Emails that have been published as part of the Epic Games v. Apple trial have revealed that back in 2015, 128 million iOS users installed 2,500+ infected apps that were affected by the XcodeGhost malware. The malware was placed inside apps that appeared to be legitimate and at the time it was believed to be the largest hack against iPhone users based on the number of people affected. Of the aforementioned 128 million users impacted, 18 million were from the U.S.
128 million iOS users installed 2500+ malware infected apps in 2015 including popular titles like WeChat and Angry Birds 2
One of the apps filled with malware was the Angry Birds 2 game
The malware was supposed to be able to grab personal information from victims including the name of the infected app, the name and type of the device, network information and more. In its FAQ site, Apple wrote, “we’re not aware of personally identifiable customer data being impacted and the code also did not have the ability to request customer credentials to gain iCloud and other service passwords,” and that the “malicious code could only have been able to deliver some general information such as the apps and general system information.”

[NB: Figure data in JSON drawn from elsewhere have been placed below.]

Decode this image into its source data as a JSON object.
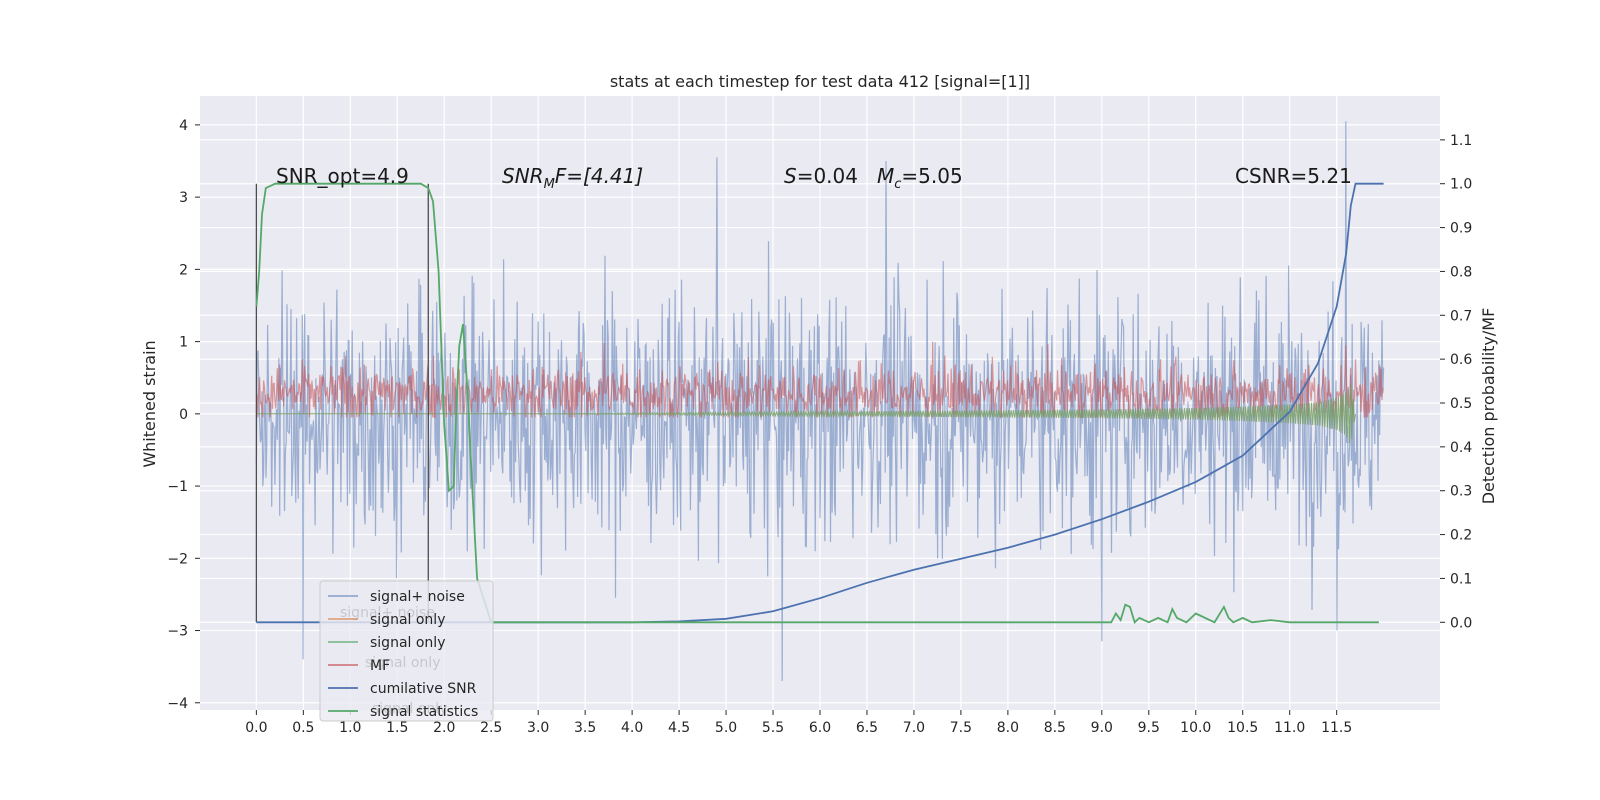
{
  "chart_data": {
    "type": "line",
    "title": "stats at each timestep for test data 412 [signal=[1]]",
    "xlabel": "",
    "ylabel": "Whitened strain",
    "y2label": "Detection probability/MF",
    "xlim": [
      -0.6,
      12.6
    ],
    "ylim": [
      -4.1,
      4.4
    ],
    "y2lim": [
      -0.2,
      1.2
    ],
    "grid": true,
    "legend_position": "lower-left",
    "x_ticks": [
      "0.0",
      "0.5",
      "1.0",
      "1.5",
      "2.0",
      "2.5",
      "3.0",
      "3.5",
      "4.0",
      "4.5",
      "5.0",
      "5.5",
      "6.0",
      "6.5",
      "7.0",
      "7.5",
      "8.0",
      "8.5",
      "9.0",
      "9.5",
      "10.0",
      "10.5",
      "11.0",
      "11.5"
    ],
    "x_tick_values": [
      0.0,
      0.5,
      1.0,
      1.5,
      2.0,
      2.5,
      3.0,
      3.5,
      4.0,
      4.5,
      5.0,
      5.5,
      6.0,
      6.5,
      7.0,
      7.5,
      8.0,
      8.5,
      9.0,
      9.5,
      10.0,
      10.5,
      11.0,
      11.5
    ],
    "y_ticks": [
      "4",
      "3",
      "2",
      "1",
      "0",
      "−1",
      "−2",
      "−3",
      "−4"
    ],
    "y_tick_values": [
      4,
      3,
      2,
      1,
      0,
      -1,
      -2,
      -3,
      -4
    ],
    "y2_ticks": [
      "1.1",
      "1.0",
      "0.9",
      "0.8",
      "0.7",
      "0.6",
      "0.5",
      "0.4",
      "0.3",
      "0.2",
      "0.1",
      "0.0"
    ],
    "y2_tick_values": [
      1.1,
      1.0,
      0.9,
      0.8,
      0.7,
      0.6,
      0.5,
      0.4,
      0.3,
      0.2,
      0.1,
      0.0
    ],
    "annotations": {
      "snr_opt": "SNR_opt=4.9",
      "snr_mf_main": "SNR",
      "snr_mf_sub": "M",
      "snr_mf_rest": "F=[4.41]",
      "s_val": "S",
      "s_rest": "=0.04",
      "mc_main": "M",
      "mc_sub": "c",
      "mc_rest": "=5.05",
      "csnr": "CSNR=5.21"
    },
    "vertical_markers": [
      0.0,
      1.83
    ],
    "colors": {
      "signal_noise": "#4c72b0",
      "signal_only_orange": "#dd8452",
      "signal_only_green": "#55a868",
      "mf": "#c44e52",
      "cumulative_snr": "#4c72b0",
      "signal_statistics": "#55a868",
      "background": "#eaeaf2",
      "grid": "#ffffff"
    },
    "series": [
      {
        "name": "signal+ noise",
        "axis": "left",
        "style": "noise band",
        "envelope_x": [
          0.0,
          12.0
        ],
        "typical_range": [
          -1.3,
          1.3
        ],
        "peaks": [
          [
            0.5,
            -3.4
          ],
          [
            4.9,
            3.55
          ],
          [
            5.6,
            -3.7
          ],
          [
            6.7,
            3.5
          ],
          [
            9.0,
            -3.15
          ],
          [
            11.5,
            -3.0
          ],
          [
            11.6,
            4.05
          ]
        ]
      },
      {
        "name": "signal only",
        "axis": "left",
        "style": "chirp",
        "x": [
          0.0,
          1.0,
          2.0,
          3.0,
          4.0,
          5.0,
          6.0,
          7.0,
          8.0,
          9.0,
          10.0,
          10.5,
          11.0,
          11.3,
          11.5,
          11.6,
          11.65,
          11.7
        ],
        "values_upper": [
          0.0,
          0.0,
          0.0,
          0.0,
          0.01,
          0.02,
          0.03,
          0.04,
          0.05,
          0.06,
          0.08,
          0.1,
          0.13,
          0.16,
          0.22,
          0.3,
          0.4,
          0.0
        ],
        "values_lower": [
          0.0,
          0.0,
          0.0,
          0.0,
          -0.01,
          -0.02,
          -0.03,
          -0.04,
          -0.05,
          -0.06,
          -0.08,
          -0.1,
          -0.13,
          -0.16,
          -0.22,
          -0.3,
          -0.45,
          0.0
        ]
      },
      {
        "name": "signal only",
        "axis": "left",
        "style": "chirp",
        "x": [
          0.0,
          1.0,
          2.0,
          3.0,
          4.0,
          5.0,
          6.0,
          7.0,
          8.0,
          9.0,
          10.0,
          10.5,
          11.0,
          11.3,
          11.5,
          11.6,
          11.65,
          11.7
        ],
        "values_upper": [
          0.0,
          0.0,
          0.0,
          0.0,
          0.01,
          0.02,
          0.03,
          0.04,
          0.05,
          0.06,
          0.08,
          0.1,
          0.13,
          0.16,
          0.22,
          0.3,
          0.4,
          0.0
        ],
        "values_lower": [
          0.0,
          0.0,
          0.0,
          0.0,
          -0.01,
          -0.02,
          -0.03,
          -0.04,
          -0.05,
          -0.06,
          -0.08,
          -0.1,
          -0.13,
          -0.16,
          -0.22,
          -0.3,
          -0.45,
          0.0
        ]
      },
      {
        "name": "MF",
        "axis": "left",
        "style": "noise band",
        "envelope_x": [
          0.0,
          12.0
        ],
        "typical_range": [
          0.0,
          0.55
        ],
        "peaks": [
          [
            0.95,
            0.8
          ],
          [
            3.7,
            0.98
          ],
          [
            7.2,
            1.0
          ],
          [
            11.6,
            0.95
          ]
        ]
      },
      {
        "name": "cumilative SNR",
        "axis": "right",
        "x": [
          0.0,
          1.0,
          2.0,
          3.0,
          4.0,
          4.5,
          5.0,
          5.5,
          6.0,
          6.5,
          7.0,
          7.5,
          8.0,
          8.5,
          9.0,
          9.5,
          10.0,
          10.5,
          11.0,
          11.3,
          11.5,
          11.6,
          11.65,
          11.7,
          12.0
        ],
        "values": [
          0.0,
          0.0,
          0.0,
          0.0,
          0.0,
          0.002,
          0.008,
          0.025,
          0.055,
          0.09,
          0.12,
          0.145,
          0.17,
          0.2,
          0.235,
          0.275,
          0.32,
          0.38,
          0.48,
          0.59,
          0.72,
          0.84,
          0.95,
          1.0,
          1.0
        ]
      },
      {
        "name": "signal statistics",
        "axis": "right",
        "x": [
          0.0,
          0.03,
          0.06,
          0.1,
          0.2,
          0.4,
          0.8,
          1.2,
          1.6,
          1.75,
          1.83,
          1.88,
          1.94,
          2.0,
          2.05,
          2.1,
          2.13,
          2.16,
          2.2,
          2.25,
          2.3,
          2.35,
          2.5,
          3.0,
          4.0,
          5.0,
          6.0,
          7.0,
          8.0,
          9.0,
          9.1,
          9.15,
          9.2,
          9.25,
          9.3,
          9.35,
          9.4,
          9.5,
          9.6,
          9.7,
          9.75,
          9.8,
          9.9,
          10.0,
          10.2,
          10.3,
          10.35,
          10.4,
          10.5,
          10.6,
          10.8,
          11.0,
          11.2,
          11.4,
          11.45,
          11.5,
          11.6,
          11.7,
          11.8,
          11.9,
          11.95
        ],
        "values": [
          0.72,
          0.8,
          0.93,
          0.99,
          1.0,
          1.0,
          1.0,
          1.0,
          1.0,
          1.0,
          0.99,
          0.96,
          0.8,
          0.45,
          0.3,
          0.31,
          0.5,
          0.63,
          0.68,
          0.52,
          0.3,
          0.1,
          0.0,
          0.0,
          0.0,
          0.0,
          0.0,
          0.0,
          0.0,
          0.0,
          0.0,
          0.02,
          0.005,
          0.04,
          0.035,
          0.0,
          0.01,
          0.0,
          0.01,
          0.0,
          0.03,
          0.01,
          0.0,
          0.02,
          0.0,
          0.035,
          0.01,
          0.0,
          0.01,
          0.0,
          0.005,
          0.0,
          0.0,
          0.0,
          0.0,
          0.0,
          0.0,
          0.0,
          0.0,
          0.0,
          0.0
        ]
      }
    ],
    "legend": [
      {
        "label": "signal+ noise",
        "color": "#4c72b0",
        "alpha": 0.55
      },
      {
        "label": "signal only",
        "color": "#dd8452",
        "alpha": 0.7
      },
      {
        "label": "signal only",
        "color": "#55a868",
        "alpha": 0.7
      },
      {
        "label": "MF",
        "color": "#c44e52",
        "alpha": 0.7
      },
      {
        "label": "cumilative SNR",
        "color": "#4c72b0",
        "alpha": 1.0
      },
      {
        "label": "signal statistics",
        "color": "#55a868",
        "alpha": 1.0
      }
    ],
    "ghost_legend": [
      "signal+ noise",
      "signal only",
      "signal only"
    ]
  }
}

Other emails indicated that Apple was trying to figure out the importance of the hack, and how it would tell the victims about it. Matt Fischer, Apple’s vice president for the App Store, wondered whether Apple wanted to send an email to all of its customers affected by the hack. Fischer wrote, “Note that this will pose some challenges in terms of language localizations of the email, since the downloads of these apps took place in a wide variety of App Store storefronts around the world.”
Security firm Lookout said at the time that, “XcodeGhost’s creators repackaged Xcode installers with the malicious code and published links to the installer on many popular forums for iOS/OS X developers.” Lookout explained that “Developers were enticed into downloading this tampered version of Xcode because it would download much faster in China than the official version of Xcode from Apple’s Mac App Store.”
Some of the apps that contained the XcodeGhost malware included popular titles at the time such as WeChat, and the Chinese version of Angry Birds 2. While the malware did impact a large number of users, the malware itself was not considered sophisticated or dangerous.